Re: Reducing CPU load on git server

Jeff King <peff@xxxxxxxx> · Mon, 29 Aug 2016 13:18:49 -0400

On Mon, Aug 29, 2016 at 12:46:27PM +0200, Jakub Narębski wrote:

> > So your load is probably really spiky, as you get thundering herds of
> > fetchers after every push (the spikes may have a long flatline at the
> > top, as it takes time to process the whole herd).
> 
> One solution I have heard about, in the context of web cache, to reduce
> the thundering herd problem (there caused by cache expiring at the same
> time in many clients) was to add some random or quasi-random distribution
> to expiration time.  In your situation adding a random delay with some
> specified deviation could help.

That smooths the spikes, but you still have to serve all of the requests
eventually. So if your problem is that the load spikes and the system
slows to a crawl as a result (or runs out of RAM, etc), then
distributing the load helps. But if you have enough load that your
system is constantly busy, queueing the load in a different order just
shifts it around.

GHE will also introduce delays into starting git when load spikes, but
that's a separate system that coalescing identical requests.
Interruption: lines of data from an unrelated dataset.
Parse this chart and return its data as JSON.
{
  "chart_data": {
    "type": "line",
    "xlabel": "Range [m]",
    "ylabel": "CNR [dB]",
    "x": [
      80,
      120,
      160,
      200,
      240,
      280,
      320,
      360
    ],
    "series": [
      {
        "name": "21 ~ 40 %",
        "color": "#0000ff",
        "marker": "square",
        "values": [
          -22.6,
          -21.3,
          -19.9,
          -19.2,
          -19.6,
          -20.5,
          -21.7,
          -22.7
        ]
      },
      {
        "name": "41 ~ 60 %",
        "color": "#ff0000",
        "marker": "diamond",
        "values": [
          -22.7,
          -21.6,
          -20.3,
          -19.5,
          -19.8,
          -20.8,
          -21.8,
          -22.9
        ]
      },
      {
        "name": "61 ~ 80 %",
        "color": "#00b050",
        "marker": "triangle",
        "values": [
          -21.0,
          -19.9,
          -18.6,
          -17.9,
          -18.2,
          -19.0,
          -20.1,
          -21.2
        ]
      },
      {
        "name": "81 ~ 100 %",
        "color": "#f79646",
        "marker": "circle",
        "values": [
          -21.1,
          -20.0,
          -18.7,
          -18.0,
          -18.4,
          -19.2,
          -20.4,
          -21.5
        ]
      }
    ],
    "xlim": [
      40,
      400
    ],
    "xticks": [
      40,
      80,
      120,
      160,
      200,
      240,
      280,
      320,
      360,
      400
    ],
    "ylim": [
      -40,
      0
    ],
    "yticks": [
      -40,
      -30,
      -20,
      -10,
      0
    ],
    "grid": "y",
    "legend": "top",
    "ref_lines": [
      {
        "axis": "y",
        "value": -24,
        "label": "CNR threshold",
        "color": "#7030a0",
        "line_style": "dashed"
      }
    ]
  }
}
> I wonder if this system for coalescing multiple fetches is something
> generic, or is it something specific to GitHub / GitHub Enterprise
> architecture?  If it is the former, would it be considered for
> upstreaming, and if so, when it would be in Git itself?

I've already sent upstream the patch for a "hook" that sits between
upload-pack and pack-objects (and it will be in v2.10). So that can call
an arbitrary script which can then make scheduling policy for
pack-objects, coalesce similar requests, etc.

GHE has a generic tool for coalescing program invocations that is not
Git-specific at all (it compares its stdin and command line arguments to
decide when two requests are identical, runs the command on its
arguments, and then passes the output to all members of the herd). That
_might_ be open-sourced in the future, but I don't have a specific
timeline.

> One thing to note: if you have repositories which are to have the
> same contents, you can distribute the pack-file to them and update
> references without going through Git.  It can be done on push
> (push to master, distribute to mirrors), or as part of fetch
> (master fetches from central repository, distributes to mirrors).
> I think; I have never managed large set of replicated Git repositories.

Doing it naively has some gotchas, because you want to make sure you
have all of the necessary objects. But if you are going this route,
probably distributed a git-bundle is the simplest way.

> > Generally no, they should not conflict. Writes into the object database
> > can happen simultaneously. Ref updates take a per-ref lock, so you
> > should generally be able to write two unrelated refs at once. The big
> > exception is that ref deletion required taking a repo-wide lock, but
> > that presumably wouldn't be a problem for your case.
> 
> Doesn't Git avoid taking locks, and use lockless synchronization
> mechanisms (though possibly equivalent to locks)?  I think it takes
> lockfile to update reflog together with reference, but if reflogs
> are turned off (and I think they are off for bare repositories by
> default), ref update uses "atomic file write" (write + rename)
> and compare-and-swap primitive.  Updating repository is lock-free:
> first update repository object database, then reference.

There is a lockfile to make the compare-and-swap atomic, but yes, it's
fundamentally based around the compare-and-swap. I don't think that
matters to the end user though. Fundamentally they will see "I hoped to
move from X to Y, but somebody else wrote Z, aborting", which is the
same as "I did not win the lock race, aborting".

The point is that updating two different refs is generally independent,
and updating the same ref is not.

> I guess that trying to replicate DGit approach that GitHub uses, see
> "Introducing DGit" (http://githubengineering.com/introducing-dgit)
> is currently out of question?

Minor nitpick (that you don't even have any way of knowing about, so
maybe more of a public service announcement). GitHub will stop using the
"DGit" name because it's too confusingly similar to "Git" (and "Git" is
trademarked by the project). There's a new blog post coming that
mentions the name change, and that historic one will have a note added
retroactively. The new name is "GitHub Spokes" (get it, Hub, Spokes?).

But in response to your question, I'll caution that replicating it is a
lot of work. :)

Since the original problem report mentions GHE, I'll note that newer
versions of GHE do support clustering and can share the git load across
multiple Spokes servers. So in theory that could make the replica layer
go away entirely, because it all happens behind the scenes.

-Peff

PS Sorry, I generally try to avoid hawking GitHub wares on the list, but
   since the OP mentioned GHE specifically, and because there aren't
   really generic solutions to most of these things, I do think it's a
   viable path for a solution for him.